Real-time Processing

Challenge: Balancing model accuracy with processing speed for a responsive user experience.

Solution: We optimized the YOLOv8 model for inference speed by reducing input resolution and quantizing weights where possible without significantly compromising accuracy.

Multi-object Scene Analysis

Challenge: Relating different objects in a scene to extract meaningful business insights.
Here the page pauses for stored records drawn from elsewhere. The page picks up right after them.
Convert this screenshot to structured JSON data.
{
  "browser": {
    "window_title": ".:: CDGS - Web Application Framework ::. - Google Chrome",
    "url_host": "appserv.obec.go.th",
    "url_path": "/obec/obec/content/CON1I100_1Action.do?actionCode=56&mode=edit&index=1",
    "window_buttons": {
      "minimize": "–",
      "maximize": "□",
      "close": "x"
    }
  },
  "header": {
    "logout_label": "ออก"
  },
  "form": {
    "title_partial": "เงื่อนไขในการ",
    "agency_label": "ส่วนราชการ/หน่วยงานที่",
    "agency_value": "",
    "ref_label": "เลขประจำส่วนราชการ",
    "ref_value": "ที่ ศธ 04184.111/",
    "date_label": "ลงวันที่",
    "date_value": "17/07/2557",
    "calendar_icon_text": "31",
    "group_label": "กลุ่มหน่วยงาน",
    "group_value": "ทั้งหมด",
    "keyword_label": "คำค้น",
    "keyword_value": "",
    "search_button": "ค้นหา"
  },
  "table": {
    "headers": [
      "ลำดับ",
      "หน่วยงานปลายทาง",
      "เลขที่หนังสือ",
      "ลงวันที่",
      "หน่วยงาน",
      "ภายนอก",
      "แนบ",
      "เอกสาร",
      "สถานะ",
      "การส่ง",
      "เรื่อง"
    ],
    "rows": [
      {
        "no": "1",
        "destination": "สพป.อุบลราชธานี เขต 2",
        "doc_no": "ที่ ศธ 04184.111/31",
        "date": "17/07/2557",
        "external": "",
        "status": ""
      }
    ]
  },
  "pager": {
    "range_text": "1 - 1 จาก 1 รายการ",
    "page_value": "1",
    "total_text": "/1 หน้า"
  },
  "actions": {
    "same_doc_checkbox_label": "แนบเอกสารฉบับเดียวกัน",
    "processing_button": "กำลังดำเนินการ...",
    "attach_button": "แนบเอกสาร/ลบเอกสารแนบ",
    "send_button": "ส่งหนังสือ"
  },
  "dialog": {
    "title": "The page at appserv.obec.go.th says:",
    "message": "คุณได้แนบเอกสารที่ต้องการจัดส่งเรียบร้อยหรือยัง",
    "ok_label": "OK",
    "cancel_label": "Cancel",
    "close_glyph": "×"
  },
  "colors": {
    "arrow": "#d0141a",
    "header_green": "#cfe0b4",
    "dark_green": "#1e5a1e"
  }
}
Solution: We used the LLM’s contextual understanding capabilities to interpret relationships between detected objects and generate coherent analyses of complex scenes.

Future Development

Integration with mobile applications for field marketing teams
Video analysis capabilities for dynamic environments
Trend analysis across multiple time periods
Integration with sales data for correlation analysis
Expansion to recognize additional beverage brands and product types

Team Members

Member	Role
Nguyen Nhat Thuong	Team Lead & Computer Vision Engineer
Nguyen Thi Nam Phuong	Data Scientist
Tran Van Thien	Full-stack Developer
Mai Duc Minh Huy	UI/UX Designer
Nguyen Phuoc Khoi	Backend Developer

Acknowledgements

This project was developed as part of the AngelHack (hackHCM) hackathon. We thank the organizers for providing this opportunity and Heineken for the challenge that inspired this solution.